People Are Shelling Out Six Figures for NFT Rocks

People Are Shelling Out Six Figures for NFT Rocks

In the world of non-fungible tokens, nothing is off the table. After seeing people ready to pour out ridiculous amounts of cash to own NFT’s of farts, cat pictures, and Lindsay Lohan fanart, you might be wondering what absurd shit will find its way onto the blockchain next. And apparently, the answer is clipart. Clipart of a rock. Clipart of a rock that anyone can download for free right here, but that is also being sold on the blockchain for the price of a small house.

If reading that doesn’t make you want to walk into the ocean, then good news: You, too, can own one of the EtherRock up for sale right now, for the low, low price of $US272,679 ($376,897). And that cost is only going to keep going up. When the anonymous dev behind this project first rolled out these collectibles in 2017, there were only 100 pet rocks put into circulation. As the site explaining the project points out, this limited run means that “each new virgin rock gets more and more expensive.”

They also helpfully added that these virtual rocks don’t serve a purpose “beyond being able to be brought and sold, and giving you a strong sense of pride in being an owner of 1 of the only 100 rocks in the game.” So, yeah.

Apparently, that pitch was enough to bring crypto collectors on board. Two weeks ago, the angel investor-turned crypto personality Gary Vaynerchuk tweeted about EtherRock as one of the “pre-2019 NFT projects” to keep an eye on over the next decade.
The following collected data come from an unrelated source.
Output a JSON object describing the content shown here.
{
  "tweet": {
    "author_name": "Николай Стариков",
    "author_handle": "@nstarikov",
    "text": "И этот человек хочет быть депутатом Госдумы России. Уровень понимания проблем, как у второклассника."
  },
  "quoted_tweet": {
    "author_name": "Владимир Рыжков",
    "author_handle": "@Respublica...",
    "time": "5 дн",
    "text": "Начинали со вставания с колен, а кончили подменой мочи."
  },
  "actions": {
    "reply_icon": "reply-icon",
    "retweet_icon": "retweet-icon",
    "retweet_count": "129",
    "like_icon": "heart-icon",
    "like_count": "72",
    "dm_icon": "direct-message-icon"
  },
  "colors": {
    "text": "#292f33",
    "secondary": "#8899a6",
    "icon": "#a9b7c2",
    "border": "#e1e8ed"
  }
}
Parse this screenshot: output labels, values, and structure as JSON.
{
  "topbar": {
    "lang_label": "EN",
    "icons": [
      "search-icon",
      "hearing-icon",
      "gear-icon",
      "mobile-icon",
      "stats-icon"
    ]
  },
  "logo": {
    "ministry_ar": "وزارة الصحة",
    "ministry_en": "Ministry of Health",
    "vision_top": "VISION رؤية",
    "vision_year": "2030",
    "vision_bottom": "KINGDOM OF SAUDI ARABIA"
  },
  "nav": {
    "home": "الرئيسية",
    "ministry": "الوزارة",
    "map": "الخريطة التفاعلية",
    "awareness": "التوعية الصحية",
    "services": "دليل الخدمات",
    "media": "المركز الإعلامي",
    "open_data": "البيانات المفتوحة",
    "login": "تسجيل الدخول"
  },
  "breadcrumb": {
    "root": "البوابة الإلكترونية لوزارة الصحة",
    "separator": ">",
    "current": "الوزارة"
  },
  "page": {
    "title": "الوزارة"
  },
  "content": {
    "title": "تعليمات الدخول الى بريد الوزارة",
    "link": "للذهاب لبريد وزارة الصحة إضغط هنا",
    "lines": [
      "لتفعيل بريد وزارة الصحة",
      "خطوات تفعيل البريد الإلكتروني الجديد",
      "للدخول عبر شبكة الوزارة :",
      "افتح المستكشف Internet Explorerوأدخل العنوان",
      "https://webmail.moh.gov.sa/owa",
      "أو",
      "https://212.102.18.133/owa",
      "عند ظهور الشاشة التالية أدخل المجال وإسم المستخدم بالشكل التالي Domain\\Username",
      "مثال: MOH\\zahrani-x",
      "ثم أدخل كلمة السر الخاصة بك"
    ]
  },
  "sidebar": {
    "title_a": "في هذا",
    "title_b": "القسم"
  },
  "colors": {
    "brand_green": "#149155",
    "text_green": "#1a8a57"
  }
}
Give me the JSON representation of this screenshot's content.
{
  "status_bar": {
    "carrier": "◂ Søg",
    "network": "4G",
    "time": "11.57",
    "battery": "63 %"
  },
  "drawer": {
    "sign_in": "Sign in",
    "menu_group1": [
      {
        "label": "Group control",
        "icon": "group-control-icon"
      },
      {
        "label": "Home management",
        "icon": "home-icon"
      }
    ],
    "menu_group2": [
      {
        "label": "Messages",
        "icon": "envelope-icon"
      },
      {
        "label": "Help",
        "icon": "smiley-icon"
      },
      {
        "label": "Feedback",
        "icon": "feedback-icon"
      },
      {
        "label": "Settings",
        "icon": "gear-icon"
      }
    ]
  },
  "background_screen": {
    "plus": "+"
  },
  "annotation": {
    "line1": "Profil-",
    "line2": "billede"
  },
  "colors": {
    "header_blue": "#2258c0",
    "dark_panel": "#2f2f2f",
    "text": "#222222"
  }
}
Almost immediately, people began throwing down cash, and their prices skyrocketed.

Since Vaynerchuk’s tweet went out, transaction records show the price of a single pet rock going from 1.2 ETH (roughly $5,114) to 32 ETH (roughly $137,114) to 80 ETH (roughly $343,615).

Over the past day, buyers have spent more than $US664,000 ($917,781) combined on these collectibles, that, again, are literally just slightly tinted versions of the same royalty-free clipart that anyone can download.

Different folks have different motivations for buying one of these rocky buddies. One buyer explained in a Twitter thread that their $US46,300 ($63,996) purchase was a way to own a bit of NFT history.

“As we get into an age of digital collectibles, being one of the earliest forms of the art and the first do something gives them provenance that is valuable,” they wrote. “The pet rocks present the perfect shock value, it’s so stupid that it’s perfect. Fate loves irony.”

Another buyer who dropped about $US25,000 ($34,555) on his own rock told Motherboard that these buys were either “the stupidest or the most incredible decision of our lives.” He added that while he thought the concept was dumb at first, “FOMO kicked in,” the way FOMO tends to do, and $US25,000 ($34,555) later he had a tiny piece of NFT history of his very own.

And I totally get the sentiment — the internet’s architecture is doomed to rot from within as time goes on, leaving all of us with the job of archiving or buying bits of net history before they’re gone for good. But when that piece of history is some low-res clipart of a rock, you’re probably better off saving your money and downloading that thing for free.